Okay I sigh, starting to relax. I’m alone. Completely alone. Without Brooklyn, or anyone who knows where I am. A shiver runs up my spine as a cold breeze runs through the building, or maybe its just all in my head. I shake my shoulders and adjust my jacket around me. I’m not getting spooked. Im the toughest bitch in town. I begin to walk down the hall, and its lined with rooms. Im not scared of some bricks. I pass some sort of strange bathtub with rails and restraints. These pictures go straight to Facebook, there’s gps tags on them. A calendar, 1996. Who cares how late it gets or that I haven’t spoke to anyone today. A biohazard trashcan. Somebody will see where i am, where I was last. If something happens. Peeling led paint. But nothing is going to happen. I make it to a window at the end of the hall then turn around, walk back, and stop at a stairwell in the center of the building. The opposite end of the hallway is dark, and down the stairs is pitch black, but the stair case leading up is airy and bright. I grin, smug and proud, then put my foot on the first step, testing it with my weight. I step up, one, two, three, four steps. I reach the first landing.

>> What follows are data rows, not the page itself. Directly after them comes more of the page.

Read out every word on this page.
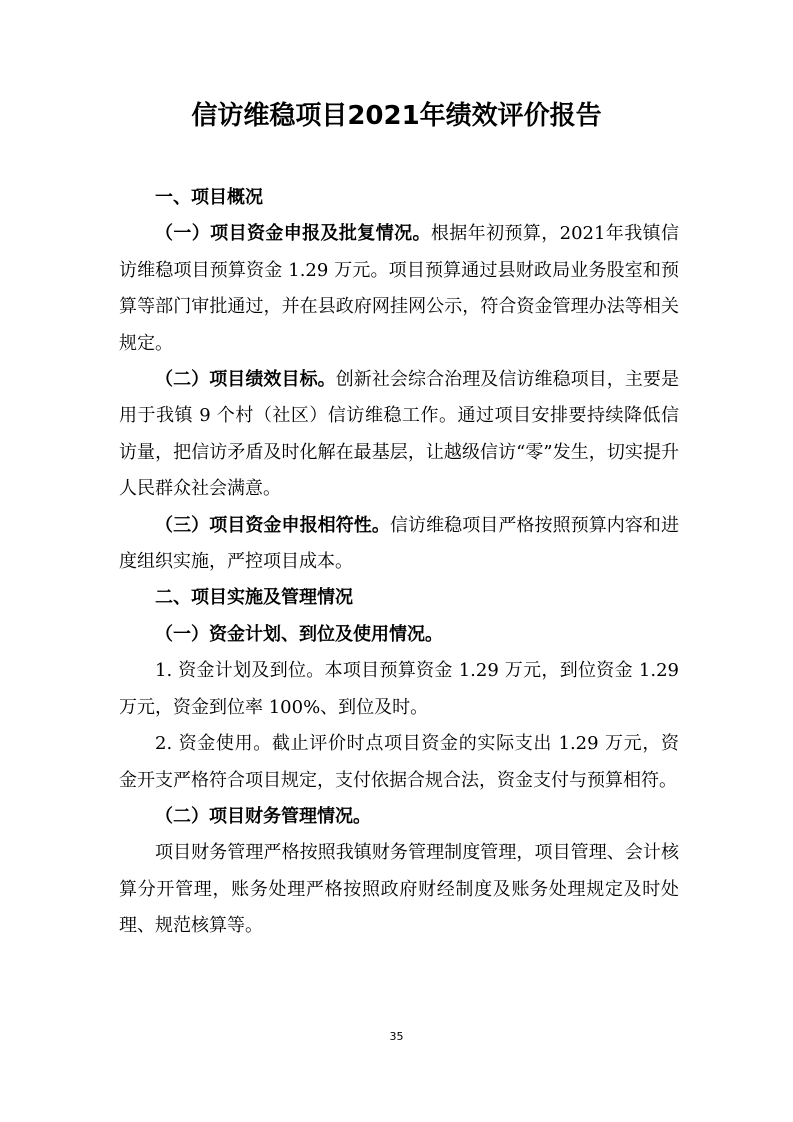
信访维稳项目2021年绩效评价报告

一、项目概况

（一）项目资金申报及批复情况。根据年初预算，2021年我镇信访维稳项目预算资金 1.29 万元。项目预算通过县财政局业务股室和预算等部门审批通过，并在县政府网挂网公示，符合资金管理办法等相关规定。

（二）项目绩效目标。创新社会综合治理及信访维稳项目，主要是用于我镇 9 个村（社区）信访维稳工作。通过项目安排要持续降低信访量，把信访矛盾及时化解在最基层，让越级信访“零”发生，切实提升人民群众社会满意。

（三）项目资金申报相符性。信访维稳项目严格按照预算内容和进度组织实施，严控项目成本。

二、项目实施及管理情况

（一）资金计划、到位及使用情况。

1. 资金计划及到位。本项目预算资金 1.29 万元，到位资金 1.29 万元，资金到位率 100%、到位及时。

2. 资金使用。截止评价时点项目资金的实际支出 1.29 万元，资金开支严格符合项目规定，支付依据合规合法，资金支付与预算相符。

（二）项目财务管理情况。

项目财务管理严格按照我镇财务管理制度管理，项目管理、会计核算分开管理，账务处理严格按照政府财经制度及账务处理规定及时处理、规范核算等。

35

That’s when I hear it, a noise. A fucking noise. A resonant thud and scratch like something being dragged a short distance. I freeze. I think to yell out again but can’t find my breath to make anymore sound than a cracked whisper. Slowly I start to step backwards down the stairs. I make it to the hallways paint chip littered floor and stand there staring up the stairs i was just on, trying to move my feet through the chips and dead leaves without making any noise. I muffle a giggle into my fist nervously. Okay. Its okay. Its probably just the wind. I take a summoning breath and walk back up the first step again. Then the second. Im the toughest bitch in town motherfuckers. BANG!

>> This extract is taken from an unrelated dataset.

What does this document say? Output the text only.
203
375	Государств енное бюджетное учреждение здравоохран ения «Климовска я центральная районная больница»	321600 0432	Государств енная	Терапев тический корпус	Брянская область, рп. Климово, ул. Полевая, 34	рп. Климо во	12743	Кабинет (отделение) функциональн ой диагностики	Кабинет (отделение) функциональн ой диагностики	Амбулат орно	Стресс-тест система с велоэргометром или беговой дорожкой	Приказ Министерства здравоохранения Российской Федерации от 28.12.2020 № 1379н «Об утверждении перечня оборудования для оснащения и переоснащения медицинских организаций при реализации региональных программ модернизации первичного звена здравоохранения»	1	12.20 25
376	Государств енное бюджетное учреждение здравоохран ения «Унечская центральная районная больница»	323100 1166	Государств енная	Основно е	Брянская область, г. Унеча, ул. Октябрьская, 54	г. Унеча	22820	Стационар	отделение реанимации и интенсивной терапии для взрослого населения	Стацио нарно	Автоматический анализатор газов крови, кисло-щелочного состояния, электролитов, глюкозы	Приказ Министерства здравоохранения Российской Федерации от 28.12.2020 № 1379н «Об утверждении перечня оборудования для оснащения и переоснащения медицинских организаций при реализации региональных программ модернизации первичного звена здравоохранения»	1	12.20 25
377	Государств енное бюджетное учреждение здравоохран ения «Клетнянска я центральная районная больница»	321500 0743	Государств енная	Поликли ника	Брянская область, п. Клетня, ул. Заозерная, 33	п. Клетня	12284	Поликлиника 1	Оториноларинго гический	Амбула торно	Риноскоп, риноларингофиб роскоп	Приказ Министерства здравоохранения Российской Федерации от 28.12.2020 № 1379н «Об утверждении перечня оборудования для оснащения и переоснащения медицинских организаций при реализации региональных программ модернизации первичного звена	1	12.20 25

I run. I run so fucking fast I nearly bust my ass on a pile of leaves in the first room and skid out onto the porch, jumping around the broken collapsed decking and fly down the stairs until I come to a stumbling stop in the weeds, bright sunlight and the mild breeze that carried me here like an explosion around me, dazing me for a moment. When I regain my senses I turn around and notice for the first time large letters engraved across the front of the building. LADIES G.A.R. HOME. I shiver again and pull out my phone, braced to discover I just spent the afternoon running around a women’s psych hospital or criminal half way home.

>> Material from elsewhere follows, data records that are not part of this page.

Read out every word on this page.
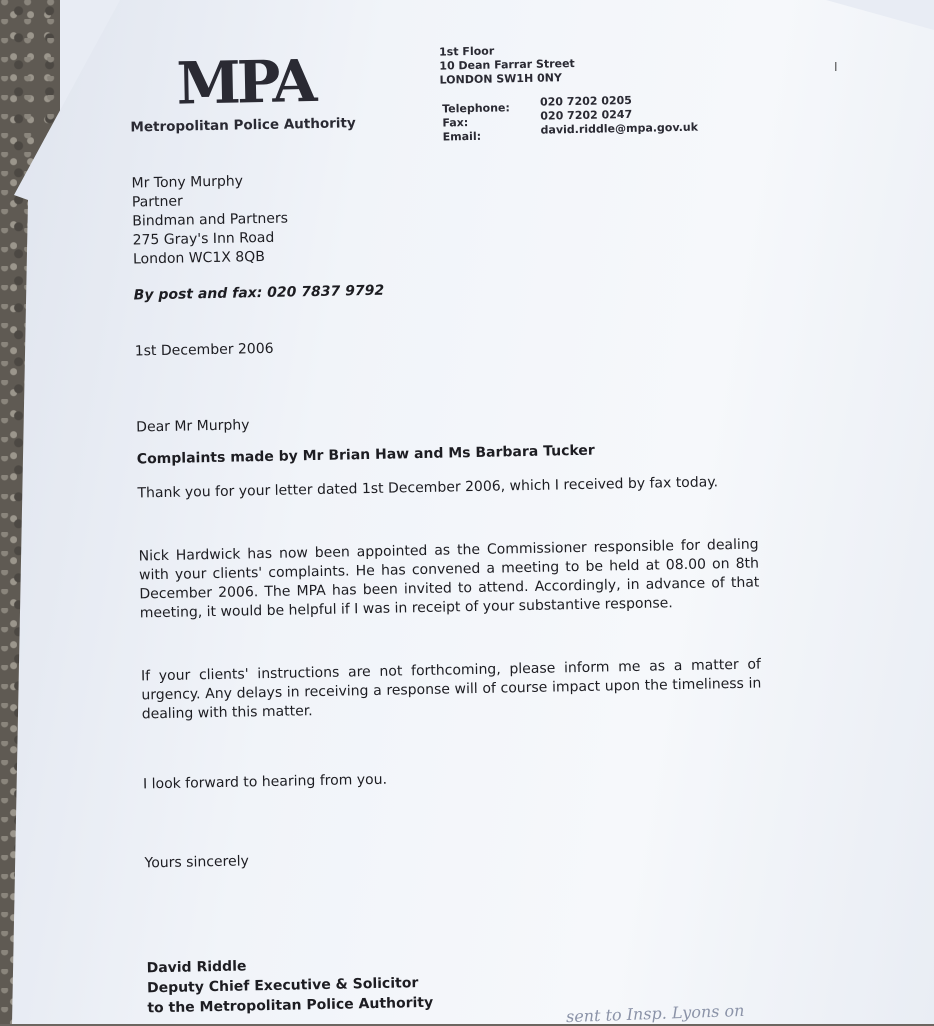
MPA
Metropolitan Police Authority
1st Floor
10 Dean Farrar Street
LONDON SW1H 0NY
Telephone:	020 7202 0205
Fax:
020 7202 0247
Email:
david.riddle@mpa.gov.uk
Mr Tony Murphy
Partner
Bindman and Partners
275 Gray's Inn Road
London WC1X 8QB
By post and fax: 020 7837 9792
1st December 2006
Dear Mr Murphy
Complaints made by Mr Brian Haw and Ms Barbara Tucker
Thank you for your letter dated 1st December 2006, which I received by fax today.
Nick Hardwick has now been appointed as the Commissioner responsible for dealing with your clients' complaints. He has convened a meeting to be held at 08.00 on 8th December 2006. The MPA has been invited to attend. Accordingly, in advance of that meeting, it would be helpful if I was in receipt of your substantive response.
If your clients' instructions are not forthcoming, please inform me as a matter of urgency. Any delays in receiving a response will of course impact upon the timeliness in dealing with this matter.
I look forward to hearing from you.
Yours sincerely
David Riddle
Deputy Chief Executive & Solicitor
to the Metropolitan Police Authority
I
sent to Insp. Lyons on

“A fucking nursing home!? For civil war daughters?” I look at my phone in disbelief then back at the building and start to laugh wildly. “Oh what the fuck! I just got the piss scared out of me by a bunch of dead old rich ladies.” I can’t stop laughing at myself. I shake with it, my eyes welling up. I swear its the funniest fucking thing thats happened all week and for a moment I wish with all my yearning that i had a friend to share it with. I cant imagine if anybody can see me, they must think I’m out of my mind. Hell, I am! Im laughing, uncontrollably, completely alone. This is absolutely ridiculous. “Alright ladies.” I say between fits of giggles. “Im coming back in, there’s important photography to be finished here.” I calm myself as best as I can and take a step back towards the entrance stairs. No sooner after my my foot stamps down the grass before me do I hear a distant echoing thud from one of the higher floors.
“Oh fuck this place!” I jump in the air and scream “fuck this fuck this fuck this fuck this fuck this.” I didn’t stop running till I hit the bridge.